I was similarly puzzled about Obama, GillT57 - I kept saying, 'but he isn't black'! i just thought it was an American thing - here I'm pretty sure we would have said 'mixed race' but they're obsessed with race over there - they had apartheid until the 1960's, didn't they?
Joelsnan, I don't think one is supposed to say 'half caste' now either, just 'mixed race' - before the pc police come after you ?

Iam64 Mon 21-May-18 20:15:03

Gerispringer says it all, clearly and accurately.
“One drop me f black blood meant that a person wad considered black and discriminated against”.
Many black Americans have other races in their background, often the white skin contribution wouldn’t have been by choice.
The legacy of slavery (and colonialism) lives on.
Beau, I was advised I shouldn’t have described someone as mixed race, it was ‘dual heritage’. That was six years ago, no doubt it’s different now ?

Joelsnan Mon 21-May-18 20:21:51

Hopefully this fixation with colour will fade as more and more people are mixed race

I wonder if it ever will as it appears mixed race individuals with whatever percentage of black origin seem to tend to align themselves as black. Other mixed heritage individuals don't seem to do this.

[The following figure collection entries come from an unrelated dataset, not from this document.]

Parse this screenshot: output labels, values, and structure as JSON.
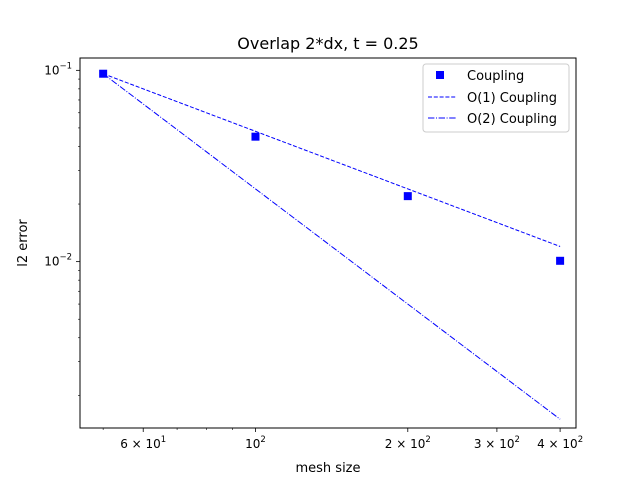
{
  "chart_data": {
    "type": "scatter",
    "title": "Overlap 2*dx, t = 0.25",
    "xlabel": "mesh size",
    "ylabel": "l2 error",
    "xscale": "log",
    "yscale": "log",
    "xlim": [
      45,
      430
    ],
    "ylim": [
      0.00135,
      0.116
    ],
    "grid": false,
    "legend_position": "top-right",
    "x_ticks": [
      {
        "value": 60,
        "base": "6",
        "mult": "×",
        "exp_base": "10",
        "exp": "1"
      },
      {
        "value": 100,
        "base": "",
        "mult": "",
        "exp_base": "10",
        "exp": "2"
      },
      {
        "value": 200,
        "base": "2",
        "mult": "×",
        "exp_base": "10",
        "exp": "2"
      },
      {
        "value": 300,
        "base": "3",
        "mult": "×",
        "exp_base": "10",
        "exp": "2"
      },
      {
        "value": 400,
        "base": "4",
        "mult": "×",
        "exp_base": "10",
        "exp": "2"
      }
    ],
    "y_ticks": [
      {
        "value": 0.1,
        "exp_base": "10",
        "exp": "−1"
      },
      {
        "value": 0.01,
        "exp_base": "10",
        "exp": "−2"
      }
    ],
    "series": [
      {
        "name": "Coupling",
        "style": "marker-square",
        "color": "#0000ff",
        "x": [
          50,
          100,
          200,
          400
        ],
        "y": [
          0.096,
          0.045,
          0.022,
          0.0101
        ]
      },
      {
        "name": "O(1) Coupling",
        "style": "dashed",
        "color": "#0000ff",
        "x": [
          50,
          400
        ],
        "y": [
          0.096,
          0.012
        ]
      },
      {
        "name": "O(2) Coupling",
        "style": "dashdot",
        "color": "#0000ff",
        "x": [
          50,
          400
        ],
        "y": [
          0.096,
          0.0015
        ]
      }
    ]
  }
}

Anyway I still wonder if we are discriminating against other persons of colour by not referring to them by their skin colour or would they be offended
Tick relevant box:
White British
Black British
Yellow British
Red British
Beige British
Olive British
Not sure

GillT57 Mon 21-May-18 20:22:09

That's probably the reason Beau, the USA has a big issue with race, ironic considering there is no such thing as an American other than the native Indians. However dreadful the slavery period, and the abuse perpetuated during that time, I don't think that applies to either Obama or Meghan Markle. But, what do I know? This is such a contentious subject area for some people, and no doubt there will be much speculation as to the colour of the skin of any child born to Harry and Meghan. Does not bother me one jot, but hopefully it will cause a few aneurisms among the more bigoted and narrow minded newspaper editors!

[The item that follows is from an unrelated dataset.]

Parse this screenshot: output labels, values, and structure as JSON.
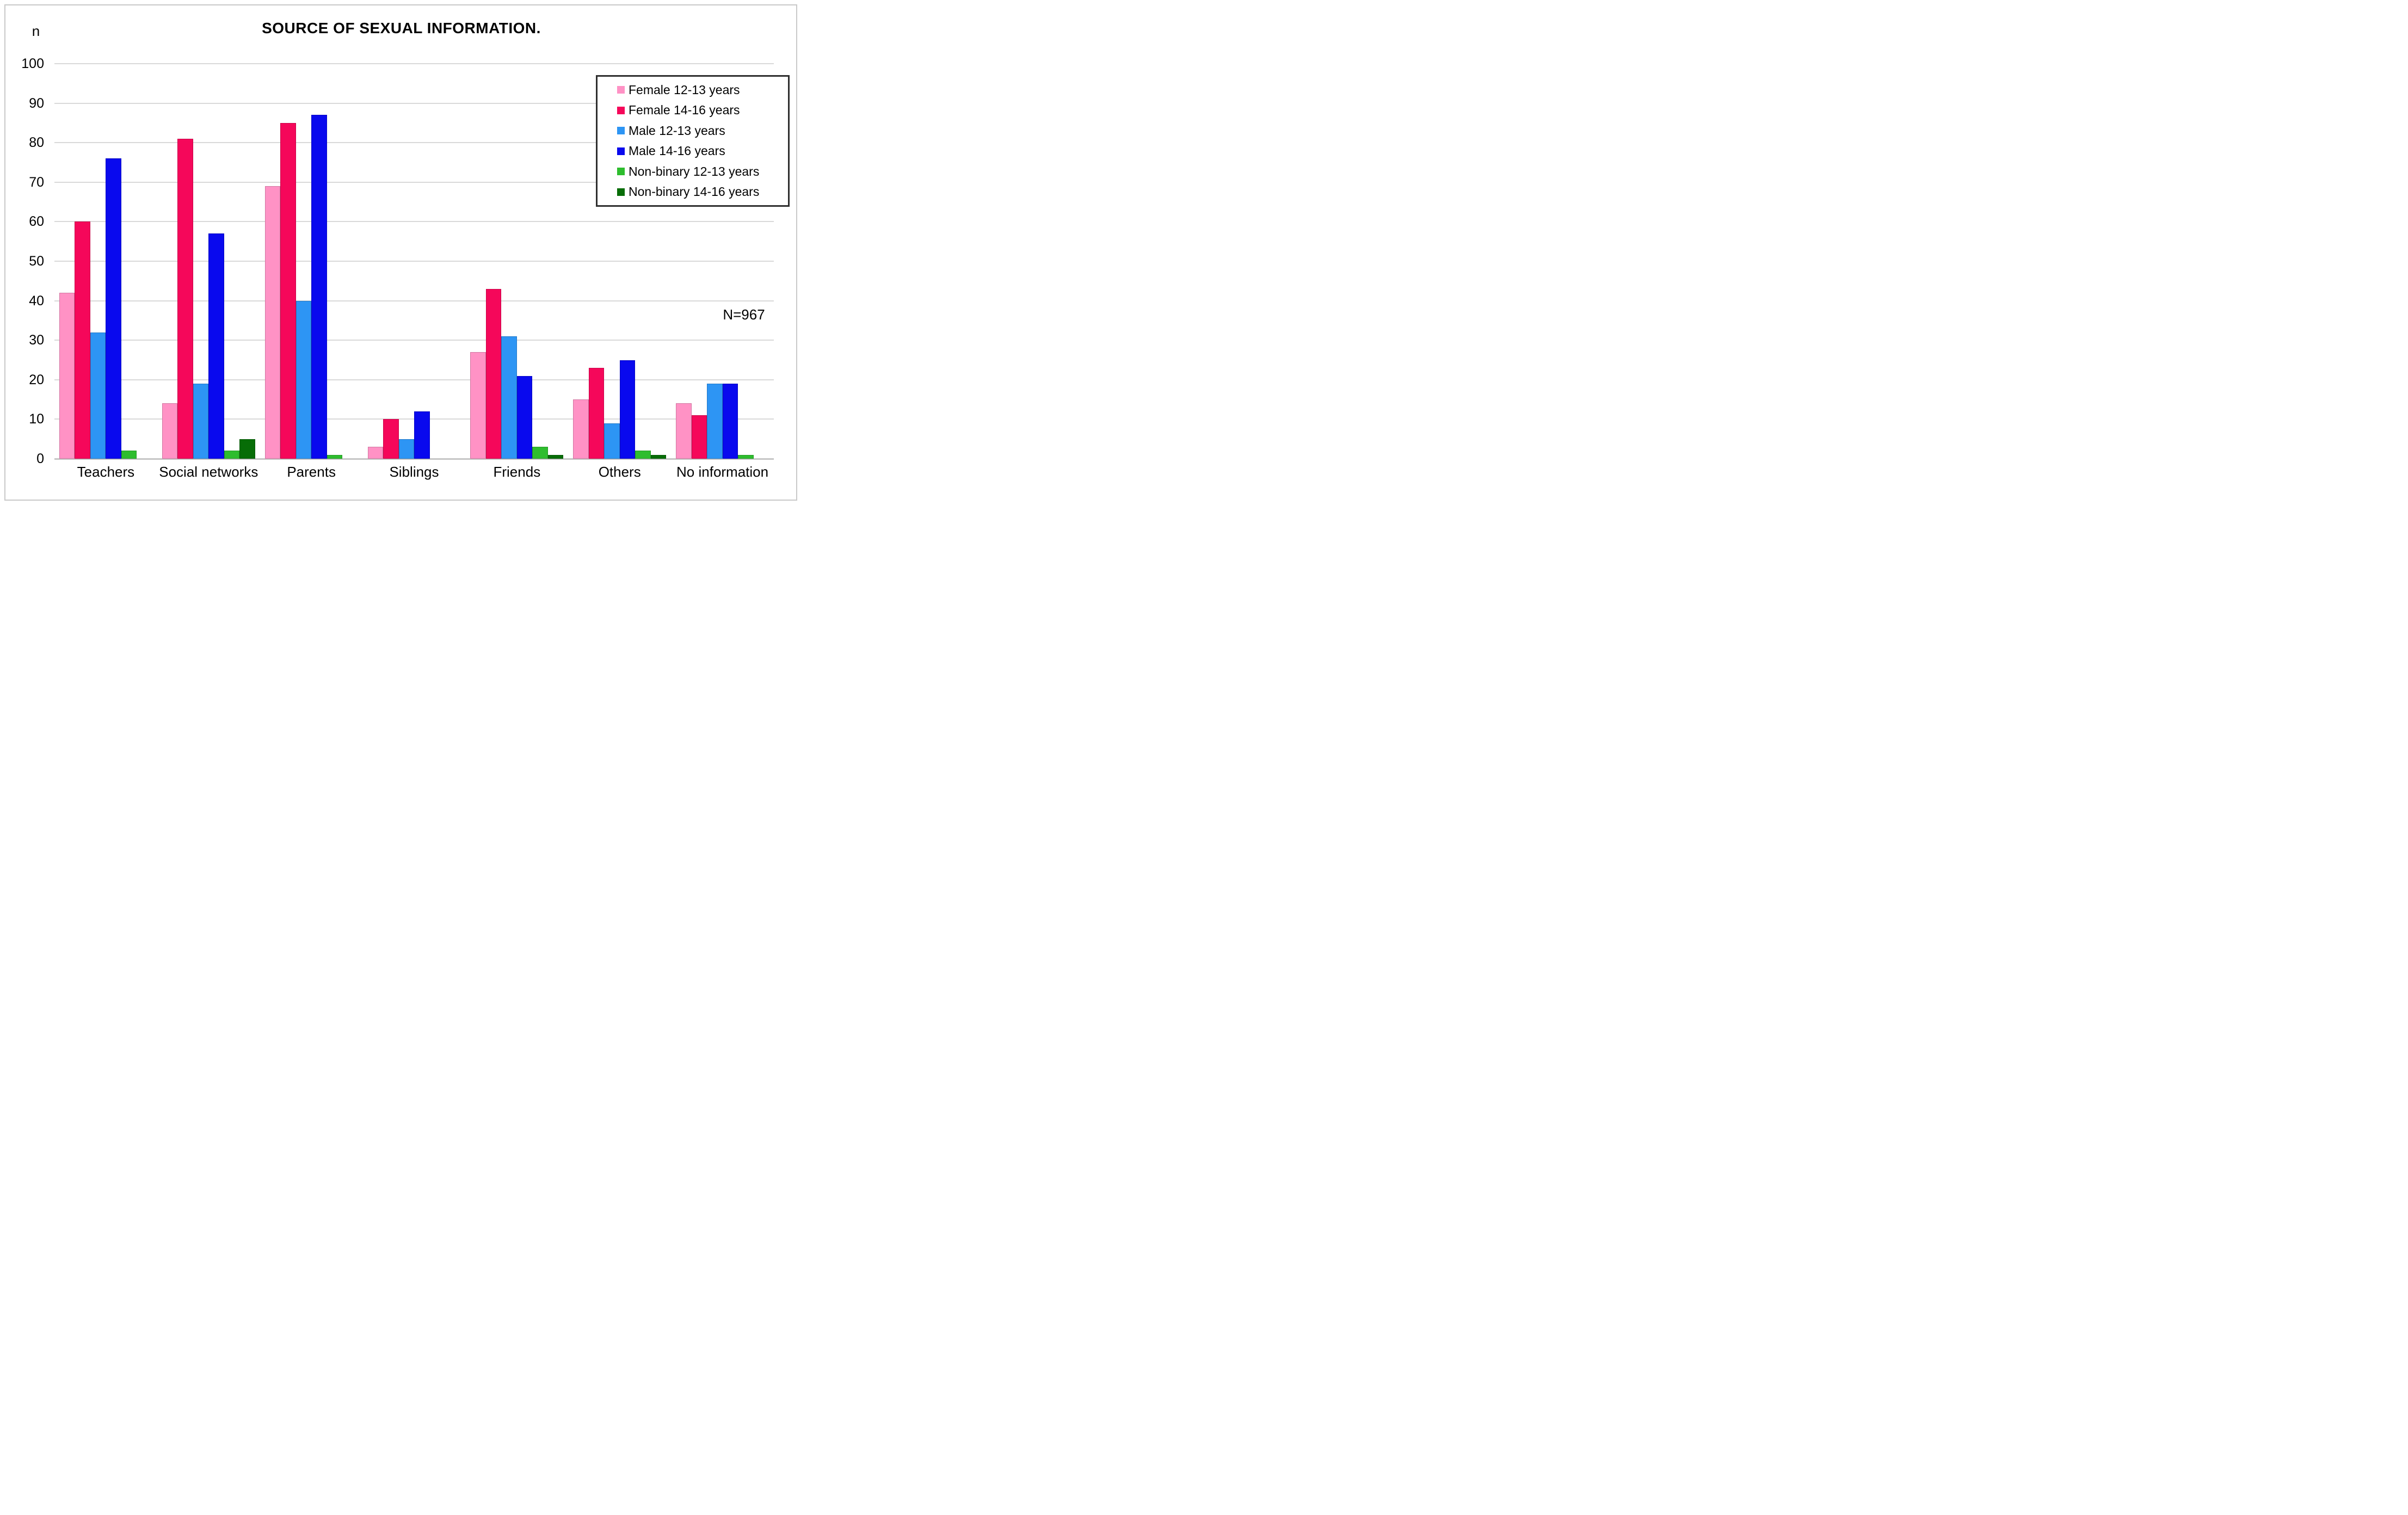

Beau Mon 21-May-18 20:28:43

lol, Iam64 'dual heritage' ?
Well my DGS is mixed race and we are quite happy with that description ☺️

Eloethan Mon 21-May-18 23:43:39

The term half caste is unacceptable and if "political correctness" deems it so, then, in my opinion, that is a good thing.

janeainsworth Mon 21-May-18 23:56:32

Some people take pride in identifying with a particular nation or race and they are perfectly entitled to do so.
I take the view that I happened to be born in Britain of Caucasian parents and it’s nothing for me to be either proud of or ashamed about. Nor would I respect anyone more or less depending on their country of origin or their ethnic group.
I think the pressure to identify as Black, Asian, White, etc comes in part from the requirements placed on organisations to monitor the ethnic composition of their employees, members, or consumers and to prove that they don’t discriminate in employment or service provision.

Nelliemoser Tue 22-May-18 00:35:53

The description of defining oneself as "Black" has become a statement for many black people to use for themselves as a statement of their own ethnicity and their pride in that.
Black is beautiful etc.

Showing a pride in ones ethnicity or confidence in it probably a good thing but there is a still a lot of racism .

Some of you must have heard this very stupid idea where several years ago some ignorant people were suggesting that we should not describe someone as Black or sing Baa Baa Black sheep etc, etc. because you should not say "Black." That itself depends on how someone wants to define as themselves

I have always felt that some people who did hold that idea were trying to make a point about having to be politically correct in a manner that might suggest that black people are causing every one else a nuisance.